B.C.’s finance minister has introduced legislation to pave the way for a proposed $45-billion liquefied natural gas project in northern B.C.
The bill provides the legal authority for government to enable a project agreement with Pacific NorthWest LNG.
Finance Minister Mike de Jong also tabled the agreement Monday (July 13) with the Malaysia-led consortium that was released last week.
“This is an opportunity for the public, for legislators to analyze and discuss the documents and the legislation that will breathe life into a whole new industry and whole era of opportunity in B.C.,” he said.
Opposition leader John Horgan has already indicated that the NDP will vote against the bill.
He said the Liberals have failed to secure job guarantees, protect the environment and get a fair return for the people of B.C.

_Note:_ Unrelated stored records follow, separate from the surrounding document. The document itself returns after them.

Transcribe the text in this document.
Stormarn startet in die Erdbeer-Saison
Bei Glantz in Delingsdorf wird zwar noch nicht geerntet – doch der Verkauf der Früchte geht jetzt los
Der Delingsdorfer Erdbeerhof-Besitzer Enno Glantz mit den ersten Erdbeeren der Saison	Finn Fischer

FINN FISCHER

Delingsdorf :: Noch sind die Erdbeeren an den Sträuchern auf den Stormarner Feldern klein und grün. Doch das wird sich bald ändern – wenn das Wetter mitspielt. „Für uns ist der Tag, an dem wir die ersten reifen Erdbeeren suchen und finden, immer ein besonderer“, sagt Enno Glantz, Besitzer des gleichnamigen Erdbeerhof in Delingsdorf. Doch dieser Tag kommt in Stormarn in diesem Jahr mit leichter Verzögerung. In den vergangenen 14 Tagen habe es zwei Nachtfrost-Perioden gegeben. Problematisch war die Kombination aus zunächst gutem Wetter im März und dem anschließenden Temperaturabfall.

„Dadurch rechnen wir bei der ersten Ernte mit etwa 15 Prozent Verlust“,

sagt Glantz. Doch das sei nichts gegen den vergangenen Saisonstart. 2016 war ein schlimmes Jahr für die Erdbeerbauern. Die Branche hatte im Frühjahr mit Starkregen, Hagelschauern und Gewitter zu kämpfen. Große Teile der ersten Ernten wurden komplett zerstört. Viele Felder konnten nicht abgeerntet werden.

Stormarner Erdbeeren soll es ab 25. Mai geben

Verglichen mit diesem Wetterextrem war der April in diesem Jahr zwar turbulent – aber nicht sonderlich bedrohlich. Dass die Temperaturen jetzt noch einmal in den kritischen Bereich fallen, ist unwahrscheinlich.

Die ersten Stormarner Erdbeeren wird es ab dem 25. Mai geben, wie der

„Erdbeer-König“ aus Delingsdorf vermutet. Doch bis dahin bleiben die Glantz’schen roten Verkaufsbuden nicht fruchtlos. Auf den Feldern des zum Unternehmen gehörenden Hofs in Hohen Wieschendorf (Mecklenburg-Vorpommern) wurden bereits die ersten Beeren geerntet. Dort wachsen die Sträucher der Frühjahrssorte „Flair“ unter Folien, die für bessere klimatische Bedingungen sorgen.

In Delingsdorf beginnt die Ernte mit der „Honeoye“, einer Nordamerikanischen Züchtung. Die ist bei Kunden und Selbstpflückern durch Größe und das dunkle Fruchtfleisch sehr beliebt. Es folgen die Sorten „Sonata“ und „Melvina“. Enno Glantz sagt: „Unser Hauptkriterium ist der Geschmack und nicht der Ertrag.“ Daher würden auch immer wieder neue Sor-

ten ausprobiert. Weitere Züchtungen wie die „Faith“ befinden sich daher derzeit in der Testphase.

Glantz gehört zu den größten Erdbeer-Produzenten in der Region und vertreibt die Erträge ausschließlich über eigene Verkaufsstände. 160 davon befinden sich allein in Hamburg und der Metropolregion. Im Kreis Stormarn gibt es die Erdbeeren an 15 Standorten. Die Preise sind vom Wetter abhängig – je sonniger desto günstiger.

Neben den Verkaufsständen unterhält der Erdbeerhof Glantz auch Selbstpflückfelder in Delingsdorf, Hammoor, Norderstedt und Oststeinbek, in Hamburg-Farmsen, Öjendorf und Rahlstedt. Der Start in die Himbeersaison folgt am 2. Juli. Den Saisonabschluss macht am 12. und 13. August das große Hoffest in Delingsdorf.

“Consequently, we will be opposing this bill, but we do not, under any circumstances, oppose development of this resource,” he said. “But we want to make sure we do it in a way that benefits all British Columbians, not just meeting a political promise that was made during an election campaign.”
The government has recalled the legislature for a rare summer session to debate the bill. The house is expected to sit for at least two weeks.
Pacific Northwest LNG is comprised of Petronas, Sinopec, JAPEX, Indian Oil Corporation and Petroleum Brunei.
The companies plan to build a facility on Lelu Island, near Prince Rupert, that would liquefy and export natural gas, transported by pipeline from northeastern B.C. The project still has to pass a federal environmental assessment.